Zo heb ik de kerk in Raalte waar ik als diaken ben gewijd, waar ik dagelijks mijn gebeden deed en waar mijn kinderen zijn gedoopt zelf moeten sluiten. In de laatste viering heb ik Onze-Lieve-Heer, de geconsacreerde hosties, uit de kerk gedragen en naar de dichtstbijzijnde kerk in het dorp gebracht. Dat zijn verlies- en rouwervaringen waar ik al heel wat tranen om heb gelaten.’

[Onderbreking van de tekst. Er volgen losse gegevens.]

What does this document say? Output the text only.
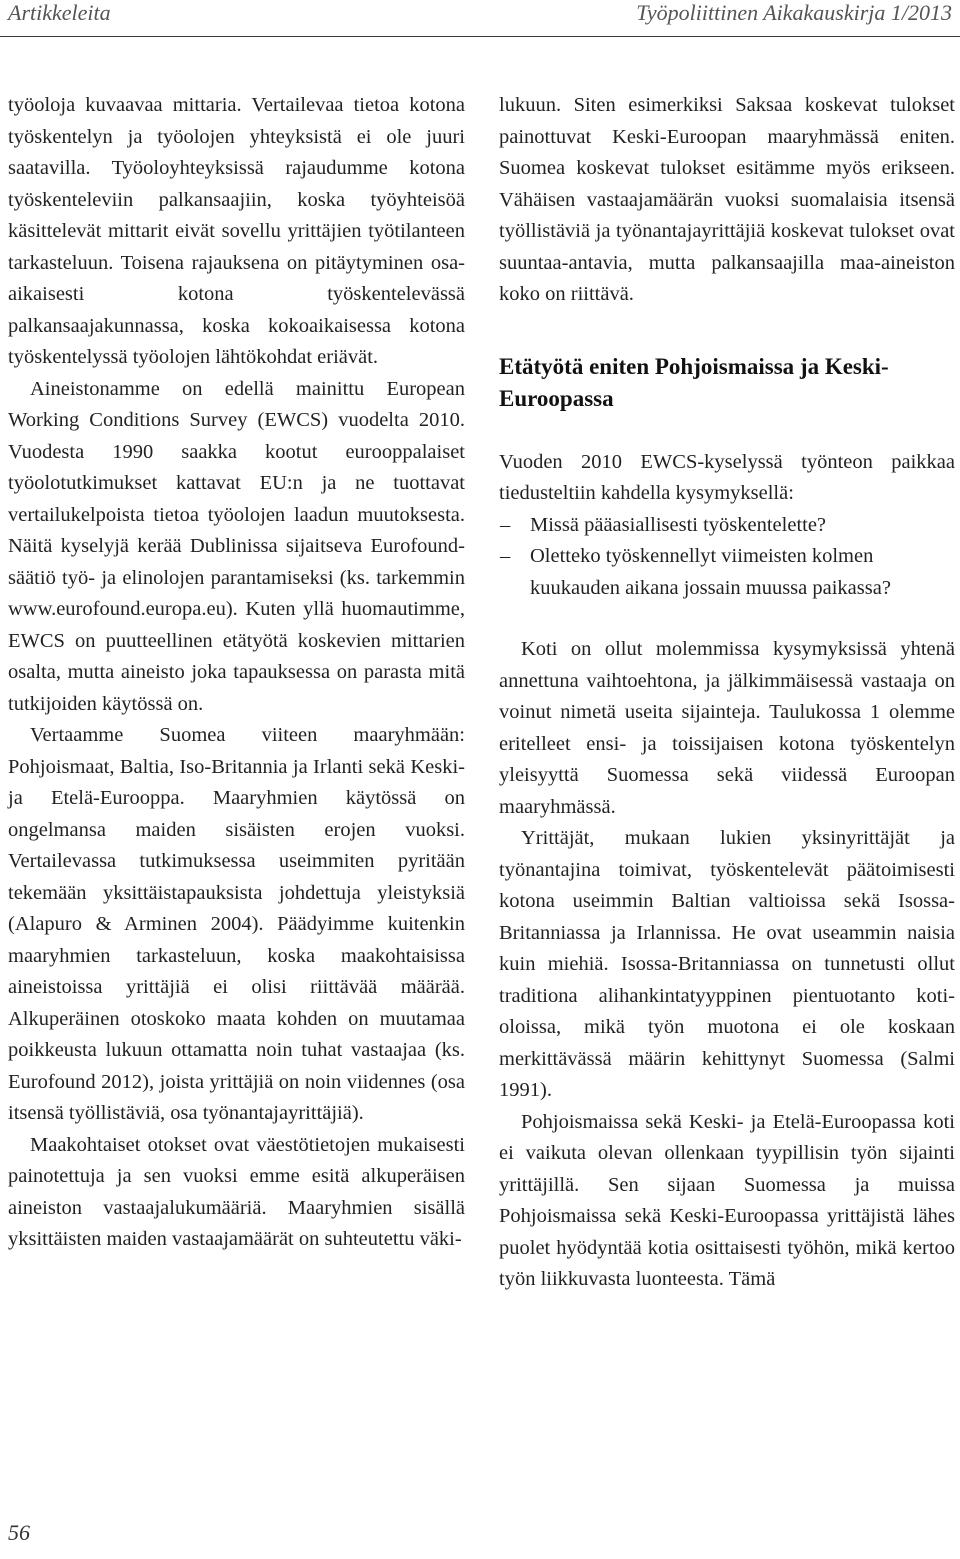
Artikkeleita	Työpoliittinen Aikakauskirja 1/2013

työoloja kuvaavaa mittaria. Vertailevaa tietoa kotona työskentelyn ja työolojen yhteyksistä ei ole juuri saatavilla. Työoloyhteyksissä rajaudumme kotona työskenteleviin palkansaajiin, koska työyhteisöä käsittelevät mittarit eivät sovellu yrittäjien työtilanteen tarkasteluun. Toisena rajauksena on pitäytyminen osa-aikaisesti kotona työskentelevässä palkansaajakunnassa, koska kokoaikaisessa kotona työskentelyssä työolojen lähtökohdat eriävät.

Aineistonamme on edellä mainittu European Working Conditions Survey (EWCS) vuodelta 2010. Vuodesta 1990 saakka kootut eurooppalaiset työolotutkimukset kattavat EU:n ja ne tuottavat vertailukelpoista tietoa työolojen laadun muutoksesta. Näitä kyselyjä kerää Dublinissa sijaitseva Eurofound-säätiö työ- ja elinolojen parantamiseksi (ks. tarkemmin www.eurofound.europa.eu). Kuten yllä huomautimme, EWCS on puutteellinen etätyötä koskevien mittarien osalta, mutta aineisto joka tapauksessa on parasta mitä tutkijoiden käytössä on.

Vertaamme Suomea viiteen maaryhmään: Pohjoismaat, Baltia, Iso-Britannia ja Irlanti sekä Keski- ja Etelä-Eurooppa. Maaryhmien käytössä on ongelmansa maiden sisäisten erojen vuoksi. Vertailevassa tutkimuksessa useimmiten pyritään tekemään yksittäistapauksista johdettuja yleistyksiä (Alapuro & Arminen 2004). Päädyimme kuitenkin maaryhmien tarkasteluun, koska maakohtaisissa aineistoissa yrittäjiä ei olisi riittävää määrää. Alkuperäinen otoskoko maata kohden on muutamaa poikkeusta lukuun ottamatta noin tuhat vastaajaa (ks. Eurofound 2012), joista yrittäjiä on noin viidennes (osa itsensä työllistäviä, osa työnantajayrittäjiä).

Maakohtaiset otokset ovat väestötietojen mukaisesti painotettuja ja sen vuoksi emme esitä alkuperäisen aineiston vastaajalukumääriä. Maaryhmien sisällä yksittäisten maiden vastaajamäärät on suhteutettu väki-

lukuun. Siten esimerkiksi Saksaa koskevat tulokset painottuvat Keski-Euroopan maaryhmässä eniten. Suomea koskevat tulokset esitämme myös erikseen. Vähäisen vastaajamäärän vuoksi suomalaisia itsensä työllistäviä ja työnantajayrittäjiä koskevat tulokset ovat suuntaa-antavia, mutta palkansaajilla maa-aineiston koko on riittävä.

Etätyötä eniten Pohjoismaissa ja Keski-Euroopassa

Vuoden 2010 EWCS-kyselyssä työnteon paikkaa tiedusteltiin kahdella kysymyksellä:

– Missä pääasiallisesti työskentelette?
– Oletteko työskennellyt viimeisten kolmen kuukauden aikana jossain muussa paikassa?

Koti on ollut molemmissa kysymyksissä yhtenä annettuna vaihtoehtona, ja jälkimmäisessä vastaaja on voinut nimetä useita sijainteja. Taulukossa 1 olemme eritelleet ensi- ja toissijaisen kotona työskentelyn yleisyyttä Suomessa sekä viidessä Euroopan maaryhmässä.

Yrittäjät, mukaan lukien yksinyrittäjät ja työnantajina toimivat, työskentelevät päätoimisesti kotona useimmin Baltian valtioissa sekä Isossa-Britanniassa ja Irlannissa. He ovat useammin naisia kuin miehiä. Isossa-Britanniassa on tunnetusti ollut traditiona alihankintatyyppinen pientuotanto kotioloissa, mikä työn muotona ei ole koskaan merkittävässä määrin kehittynyt Suomessa (Salmi 1991).

Pohjoismaissa sekä Keski- ja Etelä-Euroopassa koti ei vaikuta olevan ollenkaan tyypillisin työn sijainti yrittäjillä. Sen sijaan Suomessa ja muissa Pohjoismaissa sekä Keski-Euroopassa yrittäjistä lähes puolet hyödyntää kotia osittaisesti työhön, mikä kertoo työn liikkuvasta luonteesta. Tämä

56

‘De Katholieke Kerk heeft toekomst, ook in Nederland’
Lucas: ‘Maar als je kijkt naar de Wereldjongerendagen, waar anderhalf miljoen katholieke gelovigen naar toe gaan, kun je niet anders dan de conclusie trekken dat de Katholieke Kerk absoluut toekomst heeft. Dat geldt ook voor Nederland.

In de kerk in Deventer is de gemiddelde leeftijd lager dan in andere kerken. Elke zondag bezoeken steeds meer mensen uit andere landen en culturen de viering. Op de gezinsvieringen komen vijftig mensen af die er bewust voor kiezen naar de kerk te gaan. Ons koor begon met vijf jongeren. Nu zijn het er twintig. Er is sprake van groei, maar je moet het wel willen zien.’

Marc: ‘Dat is waar, vroeger waren mensen van huis uit katholiek. In deze tijd zie je steeds meer dat mensen een bewuste keuze maken om bij de katholieke gemeenschap te horen.’

Lucas: ‘De negatieve associaties die mensen van de generatie van mijn vader bij de kerk hadden, zijn aan het verdwijnen. Als ik het goed zie, krijgt de Katholieke Kerk weer de kans om te bouwen aan de toekomst.’